LLMServingSim 2.0: A Unified Simulator for Heterogeneous and Disaggregated LLM Serving Infrastructure

Large language model (LLM) serving infrastructures are undergoing a shift toward heterogeneity and disaggregation. Modern deployments increasingly integrate diverse accelerators and near-memory processing technologies, introducing significant hardware heterogeneity, while system software increasingly separates computation, memory, and model components across distributed resources to improve scalability and efficiency. As a result, LLM serving performance is no longer determined by hardware or software choices in isolation, but by their runtime interaction through scheduling, data movement, and interconnect behavior. However, understanding these interactions remains challenging, as existing simulators lack the ability to jointly model heterogeneous hardware and disaggregated serving techniques within a unified, runtime-driven framework. This paper presents LLMServingSim 2.0, a unified system-level simulator designed to make runtime-driven hardware-software interactions in heterogeneous and disaggregated LLM serving infrastructures explicit and analyzable. LLMServingSim 2.0 embeds serving decisions and hardware behavior into a single runtime loop, enabling interaction-aware modeling of batching, routing, offloading, memory, and power. The simulator supports extensible integration of emerging accelerators and memory systems through profile-based modeling, while capturing dynamic serving behavior and system-level effects. We validate LLMServingSim 2.0 against real deployments, showing that it reproduces key performance, memory, and power metrics with an average error of 0.95%, while maintaining simulation times of around 10 minutes even for complex configurations. These results demonstrate that LLMServingSim 2.0 provides a practical bridge between hardware innovation and serving-system design, enabling systematic exploration and co-design for next-generation LLM serving infrastructures.

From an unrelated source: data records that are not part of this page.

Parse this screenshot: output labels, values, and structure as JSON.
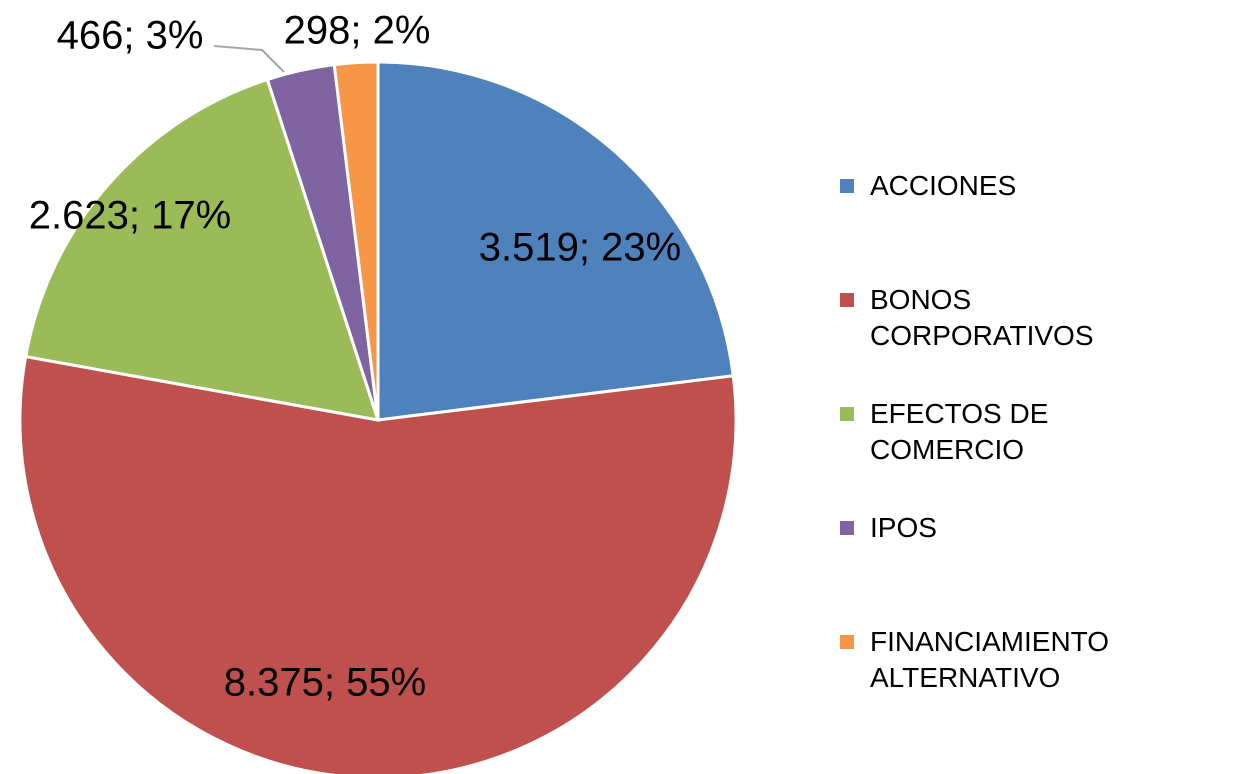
{
  "chart_data": {
    "type": "pie",
    "categories": [
      "ACCIONES",
      "BONOS CORPORATIVOS",
      "EFECTOS DE COMERCIO",
      "IPOS",
      "FINANCIAMIENTO ALTERNATIVO"
    ],
    "values": [
      3519,
      8375,
      2623,
      466,
      298
    ],
    "value_labels": [
      "3.519; 23%",
      "8.375; 55%",
      "2.623; 17%",
      "466; 3%",
      "298; 2%"
    ],
    "colors": [
      "#4f81bd",
      "#c0504d",
      "#9bbb59",
      "#8064a2",
      "#f79646"
    ],
    "legend": "right"
  }
}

翻译：大语言模型（LLM）服务基础设施正朝着异构化与解耦化的方向演进。现代部署日益集成多样化的加速器和近内存处理技术，引入了显著的硬件异构性；同时，系统软件越来越趋向于将计算、内存和模型组件分布在分布式资源上，以提高可扩展性和效率。由此，LLM服务性能不再由硬件或软件选择单独决定，而是取决于它们通过调度、数据移动和互连行为在运行时产生的交互。然而，理解这些交互仍具挑战性，因为现有模拟器缺乏在统一、运行时驱动的框架内联合建模异构硬件与解耦服务技术的能力。本文提出LLMServingSim 2.0——一个统一的系统级模拟器，旨在明确并可分析地呈现异构和解耦化LLM服务基础设施中运行时驱动的硬件-软件交互。LLMServingSim 2.0将服务决策与硬件行为嵌入单一运行时循环中，实现了对批处理、路由、卸载、内存和功率的交互感知建模。该模拟器通过基于概要的建模支持可扩展地集成新兴加速器与内存系统，同时捕获动态服务行为与系统级效应。我们针对实际部署验证了LLMServingSim 2.0，结果表明，其在平均误差为0.95%的情况下重现了关键性能、内存和功率指标，即使对于复杂配置，仿真时间也保持在约10分钟。这些结果证明，LLMServingSim 2.0为硬件创新与服务系统设计之间搭建了实用桥梁，能够支持面向下一代LLM服务基础设施的系统性探索与协同设计。